Not So Quiet by Helen Zenna Smith was first published in 1930 but my copy is a Virago from 1988. I can hardly believe it but this book has been sitting unread on my Virago shelves for getting on for 30 years. I have no idea why it has taken me so long to get around to it. When I picked it up last week and read the blurb I knew it was right up my street.
Helen Zenna Smith is a pseudonym . She was really Evadne Price, an Australian. She had a varied career, moving to England and becoming an actress, but she became a journalist and writer of children’s stories.
She was asked to write a parody of Erich Maria Remarque’s All Quiet on the Western Front which had just been published the year before. The parody was to be called All’s Quaint on the Western Front by Erica Remarks. She thought that was an awful idea – and I agree. But she agreed to write a woman’s war story and when she met Winifred Constance Young who had been an ambulance driver at the front she was able to read her wartime diaries and use them to help her to write this book which tells of the horrors of war.

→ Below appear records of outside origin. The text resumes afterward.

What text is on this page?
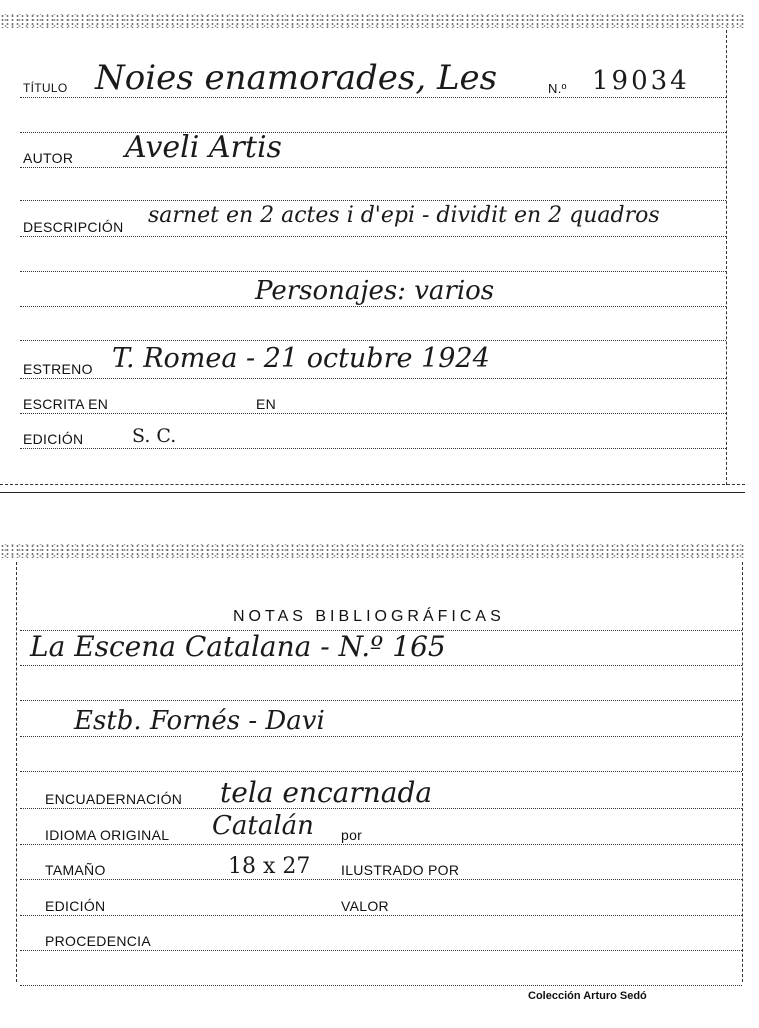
TÍTULO Noies enamorades, Les	N.º 19034
AUTOR Aveli Artis
DESCRIPCIÓN sarnet en 2 actes i d'epi - dividit en 2 quadros
Personajes: varios
ESTRENO T. Romea - 21 octubre 1924
ESCRITA EN	EN
EDICIÓN	S. C.
NOTAS BIBLIOGRÁFICAS
La Escena Catalana - N.º 165
Estb. Fornés - Davi
ENCUADERNACIÓN tela encarnada
IDIOMA ORIGINAL Catalán por
TAMAÑO	18 x 27 ILUSTRADO POR
EDICIÓN	VALOR
PROCEDENCIA
Colección Arturo Sedó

Something that the people back home didn’t want to know about.
This is a great book which is I think very truthful about the experiences of the soldiers in the trenches and the V.A.D.’s who had to pick up their broken bodies. Helen Smith is an ambulance driver and of course the war is nothing like the folks back home think it is. Her parents are proud of their splendid daughter who’s doing her bit for King and Country. Her mother is not at all interested in the realities of war, but she spends her time on committees and vying with another woman to be the most important person in the neighbourhood. The war has just brought excitement into her life and a chance to boast about her daughter.
The reality is that the women volunteers are treated far worse than the troops are. The ambulance station commandant is a monster of a woman who is constantly on the lookout for reasons to punish the volunteers she’s in charge of. This means that the women get hardly any sleep. After doing their long shifts they have to scrub out the ambulances which are full of blood, vomit, body parts and everything that should be inside a human being – but isn’t. The food is uneatable and even the smell of it cooking makes them feel sick. Soldiers feel sorry for them.
There are quite a lot of detailed descriptions of mangled bodies and horrible injuries, but don’t let that put you off reading this book.
This book won the Prix Severigne in France as the “novel most calculated to promote international peace”.
I must definitely track this one down.
Sandra,
It’s a great read despite its grim subject.